Plus, applying for a new credit card during this period may lead creditors to cancel the agreement made with your financial agency.
- A missed payment can end it.
Sticking to the plan you and your coach made is essential to ensure your Debt Management Plan isn’t cancelled by missing a payment here and there.
Are Debt Management Plans legally binding?
Debt Management Plans are an agreement between you and your credit counseling agency. If you’ve enrolled in a DMP and are struggling to stay on track, contact your coach and explain your circumstances as soon as possible.
Does a Debt Management Plan affect your mortgage?
A Debt Management Plan doesn’t include secured debts (a.k.a debts secured against property that you own like cars or other property), so it won’t affect your mortgage payments. Before committing to a DMP, you will work with your financial coach to make sure the amount you pay towards your mortgage will be factored into your budget. This way, you’ll reach an affordable figure to pay back to creditors instead of continuing to struggle to pay all your bills.
Can you get a mortgage after a Debt Management Plan?
You’ll be able to get a mortgage more easily than you would have if you’d applied prior to completing your Debt Management Plan. This is because you won’t have any unsecured debt to worry about and you’ll have your full income available to use for a mortgage plus other expenses.
How will a Debt Management Plan affect my credit rating?
Short answer: a Debt Management Plan won’t directly impact your credit score.
In fact, ensuring that your accounts are paid on time will likely give your credit score a boost.

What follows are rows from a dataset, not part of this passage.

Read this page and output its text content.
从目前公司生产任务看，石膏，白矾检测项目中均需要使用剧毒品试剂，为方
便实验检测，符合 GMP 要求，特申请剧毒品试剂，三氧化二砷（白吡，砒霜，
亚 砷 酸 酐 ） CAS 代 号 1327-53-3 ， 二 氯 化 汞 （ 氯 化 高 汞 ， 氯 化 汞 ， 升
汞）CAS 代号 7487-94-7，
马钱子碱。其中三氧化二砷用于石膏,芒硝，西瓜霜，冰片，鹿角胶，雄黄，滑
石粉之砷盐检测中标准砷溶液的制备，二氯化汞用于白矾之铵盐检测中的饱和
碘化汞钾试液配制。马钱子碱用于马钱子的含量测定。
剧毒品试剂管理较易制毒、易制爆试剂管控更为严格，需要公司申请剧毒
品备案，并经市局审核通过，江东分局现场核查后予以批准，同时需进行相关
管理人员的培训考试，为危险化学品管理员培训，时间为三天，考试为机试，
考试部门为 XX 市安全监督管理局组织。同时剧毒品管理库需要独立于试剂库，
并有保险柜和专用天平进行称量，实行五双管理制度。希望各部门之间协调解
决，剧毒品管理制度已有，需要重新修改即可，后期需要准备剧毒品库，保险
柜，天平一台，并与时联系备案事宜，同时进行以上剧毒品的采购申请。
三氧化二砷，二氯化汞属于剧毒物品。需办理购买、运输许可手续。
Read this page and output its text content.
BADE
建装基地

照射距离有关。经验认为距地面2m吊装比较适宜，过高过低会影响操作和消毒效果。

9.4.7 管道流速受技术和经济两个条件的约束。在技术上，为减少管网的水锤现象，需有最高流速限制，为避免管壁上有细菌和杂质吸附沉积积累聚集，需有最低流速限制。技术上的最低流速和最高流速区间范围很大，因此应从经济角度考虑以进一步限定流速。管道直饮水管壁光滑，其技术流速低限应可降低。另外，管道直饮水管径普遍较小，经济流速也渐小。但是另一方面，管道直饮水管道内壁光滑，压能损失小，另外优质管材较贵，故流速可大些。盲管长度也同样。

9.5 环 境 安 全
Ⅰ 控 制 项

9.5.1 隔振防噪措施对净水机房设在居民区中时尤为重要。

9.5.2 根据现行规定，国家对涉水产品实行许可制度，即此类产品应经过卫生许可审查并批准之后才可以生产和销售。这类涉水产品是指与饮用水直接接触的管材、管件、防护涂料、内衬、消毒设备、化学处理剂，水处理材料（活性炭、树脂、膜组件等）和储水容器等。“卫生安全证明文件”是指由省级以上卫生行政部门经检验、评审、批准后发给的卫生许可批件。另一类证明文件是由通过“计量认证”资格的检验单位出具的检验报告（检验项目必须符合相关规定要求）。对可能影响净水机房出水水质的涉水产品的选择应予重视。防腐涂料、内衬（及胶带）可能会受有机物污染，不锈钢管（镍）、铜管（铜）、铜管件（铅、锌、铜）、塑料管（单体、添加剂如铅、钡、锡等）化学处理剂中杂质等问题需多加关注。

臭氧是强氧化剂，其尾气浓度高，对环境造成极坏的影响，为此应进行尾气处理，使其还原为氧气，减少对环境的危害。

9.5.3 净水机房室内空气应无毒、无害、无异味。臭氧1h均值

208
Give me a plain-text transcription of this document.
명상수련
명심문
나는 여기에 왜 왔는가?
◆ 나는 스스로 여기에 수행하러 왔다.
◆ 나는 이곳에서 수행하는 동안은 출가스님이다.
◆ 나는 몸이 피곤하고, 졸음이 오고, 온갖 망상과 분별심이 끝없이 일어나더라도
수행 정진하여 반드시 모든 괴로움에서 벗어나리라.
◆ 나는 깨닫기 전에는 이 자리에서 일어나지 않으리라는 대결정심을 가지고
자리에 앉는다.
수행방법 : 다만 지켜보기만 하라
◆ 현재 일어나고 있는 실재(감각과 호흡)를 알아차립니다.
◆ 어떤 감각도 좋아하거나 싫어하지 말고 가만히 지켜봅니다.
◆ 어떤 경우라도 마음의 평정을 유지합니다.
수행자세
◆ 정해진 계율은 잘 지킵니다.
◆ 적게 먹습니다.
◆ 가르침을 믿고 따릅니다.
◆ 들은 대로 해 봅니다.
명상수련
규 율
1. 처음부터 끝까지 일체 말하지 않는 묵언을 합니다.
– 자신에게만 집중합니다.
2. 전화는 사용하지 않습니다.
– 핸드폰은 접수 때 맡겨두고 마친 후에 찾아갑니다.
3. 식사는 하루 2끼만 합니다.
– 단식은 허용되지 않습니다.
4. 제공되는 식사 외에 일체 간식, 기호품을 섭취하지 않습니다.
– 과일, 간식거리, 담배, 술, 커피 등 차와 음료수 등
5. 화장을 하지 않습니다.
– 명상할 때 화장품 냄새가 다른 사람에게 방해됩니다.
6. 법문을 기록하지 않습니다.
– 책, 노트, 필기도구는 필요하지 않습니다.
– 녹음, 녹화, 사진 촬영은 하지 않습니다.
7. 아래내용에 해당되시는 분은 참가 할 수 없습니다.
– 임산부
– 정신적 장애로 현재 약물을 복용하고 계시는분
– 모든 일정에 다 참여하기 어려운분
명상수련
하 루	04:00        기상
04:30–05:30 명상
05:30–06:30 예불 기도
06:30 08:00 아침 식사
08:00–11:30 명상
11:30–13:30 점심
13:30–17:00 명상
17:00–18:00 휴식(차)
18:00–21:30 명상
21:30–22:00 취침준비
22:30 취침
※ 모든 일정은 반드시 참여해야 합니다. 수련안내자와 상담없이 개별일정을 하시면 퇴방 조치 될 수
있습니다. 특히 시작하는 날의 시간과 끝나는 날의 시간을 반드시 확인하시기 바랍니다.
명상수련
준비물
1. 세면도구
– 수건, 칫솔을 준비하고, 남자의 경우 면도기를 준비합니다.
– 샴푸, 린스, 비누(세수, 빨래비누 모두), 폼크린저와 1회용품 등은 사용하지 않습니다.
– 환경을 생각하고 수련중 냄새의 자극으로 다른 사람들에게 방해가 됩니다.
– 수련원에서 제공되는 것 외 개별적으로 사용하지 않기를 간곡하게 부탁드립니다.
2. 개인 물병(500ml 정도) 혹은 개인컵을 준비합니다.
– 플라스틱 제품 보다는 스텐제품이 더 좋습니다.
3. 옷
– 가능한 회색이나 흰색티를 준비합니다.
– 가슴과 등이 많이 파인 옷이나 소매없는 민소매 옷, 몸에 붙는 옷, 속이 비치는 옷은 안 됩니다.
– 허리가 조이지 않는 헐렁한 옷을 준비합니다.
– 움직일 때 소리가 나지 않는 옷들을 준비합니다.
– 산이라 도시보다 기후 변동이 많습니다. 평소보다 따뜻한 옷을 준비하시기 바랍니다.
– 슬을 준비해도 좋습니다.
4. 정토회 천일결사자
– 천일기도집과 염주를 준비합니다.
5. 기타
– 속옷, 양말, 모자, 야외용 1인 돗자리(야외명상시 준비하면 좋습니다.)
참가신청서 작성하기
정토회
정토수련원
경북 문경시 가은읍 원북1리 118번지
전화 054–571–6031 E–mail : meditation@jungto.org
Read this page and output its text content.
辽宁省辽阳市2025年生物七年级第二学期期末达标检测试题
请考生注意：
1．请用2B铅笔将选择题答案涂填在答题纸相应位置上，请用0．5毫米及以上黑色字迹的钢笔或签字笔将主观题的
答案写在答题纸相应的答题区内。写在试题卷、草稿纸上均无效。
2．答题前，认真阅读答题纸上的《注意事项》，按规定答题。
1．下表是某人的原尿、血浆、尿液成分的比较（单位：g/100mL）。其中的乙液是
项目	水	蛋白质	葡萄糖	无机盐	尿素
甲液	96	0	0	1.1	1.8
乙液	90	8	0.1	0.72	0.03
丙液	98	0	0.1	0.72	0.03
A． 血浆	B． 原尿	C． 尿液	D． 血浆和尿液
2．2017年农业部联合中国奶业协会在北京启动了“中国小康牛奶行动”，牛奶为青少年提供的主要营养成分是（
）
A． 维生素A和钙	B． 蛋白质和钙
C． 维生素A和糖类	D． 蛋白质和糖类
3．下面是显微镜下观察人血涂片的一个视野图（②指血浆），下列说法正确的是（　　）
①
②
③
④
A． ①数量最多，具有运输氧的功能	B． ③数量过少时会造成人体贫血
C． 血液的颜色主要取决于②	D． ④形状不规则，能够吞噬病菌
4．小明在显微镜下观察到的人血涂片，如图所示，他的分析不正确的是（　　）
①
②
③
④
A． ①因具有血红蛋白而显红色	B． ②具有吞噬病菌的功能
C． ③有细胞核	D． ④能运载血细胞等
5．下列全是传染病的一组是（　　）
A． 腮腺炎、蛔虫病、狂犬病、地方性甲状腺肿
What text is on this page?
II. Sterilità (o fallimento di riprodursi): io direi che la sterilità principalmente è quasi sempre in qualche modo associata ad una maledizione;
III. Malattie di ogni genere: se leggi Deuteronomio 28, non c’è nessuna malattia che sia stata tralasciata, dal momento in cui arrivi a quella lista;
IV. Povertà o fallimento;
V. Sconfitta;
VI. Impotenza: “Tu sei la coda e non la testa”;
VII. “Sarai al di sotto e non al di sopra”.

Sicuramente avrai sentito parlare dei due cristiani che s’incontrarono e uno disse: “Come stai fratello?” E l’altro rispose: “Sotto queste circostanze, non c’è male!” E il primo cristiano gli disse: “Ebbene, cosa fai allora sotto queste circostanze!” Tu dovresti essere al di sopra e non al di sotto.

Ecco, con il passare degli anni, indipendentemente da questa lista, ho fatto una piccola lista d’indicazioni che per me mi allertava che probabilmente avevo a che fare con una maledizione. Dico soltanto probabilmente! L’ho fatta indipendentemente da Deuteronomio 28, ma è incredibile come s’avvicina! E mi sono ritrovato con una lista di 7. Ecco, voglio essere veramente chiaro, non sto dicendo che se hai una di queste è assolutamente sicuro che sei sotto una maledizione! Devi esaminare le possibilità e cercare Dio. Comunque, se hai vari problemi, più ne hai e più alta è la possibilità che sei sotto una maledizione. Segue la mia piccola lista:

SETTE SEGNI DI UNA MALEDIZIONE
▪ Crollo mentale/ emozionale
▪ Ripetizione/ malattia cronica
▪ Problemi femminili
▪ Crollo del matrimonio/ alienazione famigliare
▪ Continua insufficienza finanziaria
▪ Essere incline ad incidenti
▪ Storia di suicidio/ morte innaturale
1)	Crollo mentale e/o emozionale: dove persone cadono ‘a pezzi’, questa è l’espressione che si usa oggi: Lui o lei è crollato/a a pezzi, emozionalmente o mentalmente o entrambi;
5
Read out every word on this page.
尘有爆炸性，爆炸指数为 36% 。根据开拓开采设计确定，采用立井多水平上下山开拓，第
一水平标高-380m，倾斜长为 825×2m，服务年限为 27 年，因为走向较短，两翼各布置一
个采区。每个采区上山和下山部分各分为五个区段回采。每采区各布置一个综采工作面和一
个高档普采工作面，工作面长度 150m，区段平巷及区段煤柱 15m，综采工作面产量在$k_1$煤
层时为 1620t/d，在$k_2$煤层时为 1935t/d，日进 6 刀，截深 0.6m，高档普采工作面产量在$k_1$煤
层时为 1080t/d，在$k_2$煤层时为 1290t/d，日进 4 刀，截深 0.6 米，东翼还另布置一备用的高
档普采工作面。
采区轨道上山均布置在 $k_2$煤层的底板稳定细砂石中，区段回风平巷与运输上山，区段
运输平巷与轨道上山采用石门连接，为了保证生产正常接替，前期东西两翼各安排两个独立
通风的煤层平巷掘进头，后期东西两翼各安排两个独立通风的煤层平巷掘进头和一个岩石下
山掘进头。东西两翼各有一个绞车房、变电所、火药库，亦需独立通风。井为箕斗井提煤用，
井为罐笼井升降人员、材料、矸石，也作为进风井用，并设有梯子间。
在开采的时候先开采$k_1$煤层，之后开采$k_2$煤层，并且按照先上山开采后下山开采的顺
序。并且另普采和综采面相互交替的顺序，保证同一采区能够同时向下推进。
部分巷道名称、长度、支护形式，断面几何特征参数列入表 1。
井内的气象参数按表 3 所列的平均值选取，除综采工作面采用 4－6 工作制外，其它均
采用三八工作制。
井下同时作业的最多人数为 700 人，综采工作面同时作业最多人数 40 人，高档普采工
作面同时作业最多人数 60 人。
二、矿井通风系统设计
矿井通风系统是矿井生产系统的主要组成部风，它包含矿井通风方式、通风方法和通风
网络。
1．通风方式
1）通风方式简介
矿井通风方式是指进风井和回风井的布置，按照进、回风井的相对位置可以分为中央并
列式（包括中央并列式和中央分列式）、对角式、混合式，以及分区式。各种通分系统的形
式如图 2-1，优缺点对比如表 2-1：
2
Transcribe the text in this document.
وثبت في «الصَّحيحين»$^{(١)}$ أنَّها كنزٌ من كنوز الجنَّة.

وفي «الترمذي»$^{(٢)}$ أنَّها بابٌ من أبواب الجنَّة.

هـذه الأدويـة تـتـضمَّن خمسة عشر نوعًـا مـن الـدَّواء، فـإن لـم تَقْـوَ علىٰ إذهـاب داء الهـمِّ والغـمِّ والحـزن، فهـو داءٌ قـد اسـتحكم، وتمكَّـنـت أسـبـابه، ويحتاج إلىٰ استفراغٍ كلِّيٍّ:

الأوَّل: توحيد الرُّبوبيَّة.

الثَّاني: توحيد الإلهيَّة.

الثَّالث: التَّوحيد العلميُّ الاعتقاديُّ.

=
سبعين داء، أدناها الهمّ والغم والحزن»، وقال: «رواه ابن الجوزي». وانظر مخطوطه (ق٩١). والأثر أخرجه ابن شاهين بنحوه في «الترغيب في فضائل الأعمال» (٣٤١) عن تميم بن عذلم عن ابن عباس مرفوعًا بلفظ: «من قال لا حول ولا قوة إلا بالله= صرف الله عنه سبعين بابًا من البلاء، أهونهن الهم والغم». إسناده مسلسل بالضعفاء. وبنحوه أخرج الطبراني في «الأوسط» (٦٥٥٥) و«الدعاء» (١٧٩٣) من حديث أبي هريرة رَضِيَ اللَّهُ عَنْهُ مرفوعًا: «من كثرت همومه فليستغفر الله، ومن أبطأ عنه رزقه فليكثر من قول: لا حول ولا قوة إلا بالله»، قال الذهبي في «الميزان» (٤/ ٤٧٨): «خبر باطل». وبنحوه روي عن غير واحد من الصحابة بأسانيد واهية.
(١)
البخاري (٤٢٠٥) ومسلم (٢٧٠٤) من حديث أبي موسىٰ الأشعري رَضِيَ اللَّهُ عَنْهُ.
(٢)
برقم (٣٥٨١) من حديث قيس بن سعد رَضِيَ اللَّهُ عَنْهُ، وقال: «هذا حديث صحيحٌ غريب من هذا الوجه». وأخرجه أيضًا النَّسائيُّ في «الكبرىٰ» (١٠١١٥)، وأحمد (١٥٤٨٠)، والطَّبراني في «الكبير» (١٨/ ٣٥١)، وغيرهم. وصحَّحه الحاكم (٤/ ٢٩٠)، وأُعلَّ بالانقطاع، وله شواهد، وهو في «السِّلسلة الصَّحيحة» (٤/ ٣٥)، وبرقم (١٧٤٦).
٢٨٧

These plans do require you to make monthly payments, so if you don’t stick with it, there can be significant negative impacts on your credit history and score. If your Debt Management Plan includes your creditors re-aging your past due accounts and setting them as current, your monthly DMP payment will ensure payments on all accounts included in your DMP. This will help you build a positive payment history, thus making your credit score higher. Also, you’ll be repaying your accounts in full, which is better than settling your debts for less than the full amount owed.
One important factor to consider is closing your account(s). This could increase your credit utilization ratio, or the percentage of your total available credit on all the accounts (like credit cards) you’re currently using. You want a lower utilization ratio to keep your credit score high, so closing credit cards can decrease your available credit. The impact this has varies person-to-person and depends on your exact situation, so be sure to talk with your coach about this first.
How much do Debt Management Plans cost?
You can stop holding your breath! Debt management plans are always either free or low cost. There may sometimes be an enrollment fee of $50, and sometimes there’s a monthly administrative fee, which maxes out at $75. It all depends on what state you live in, so be sure to ask up-front. Most times, your interest savings can cover these costs.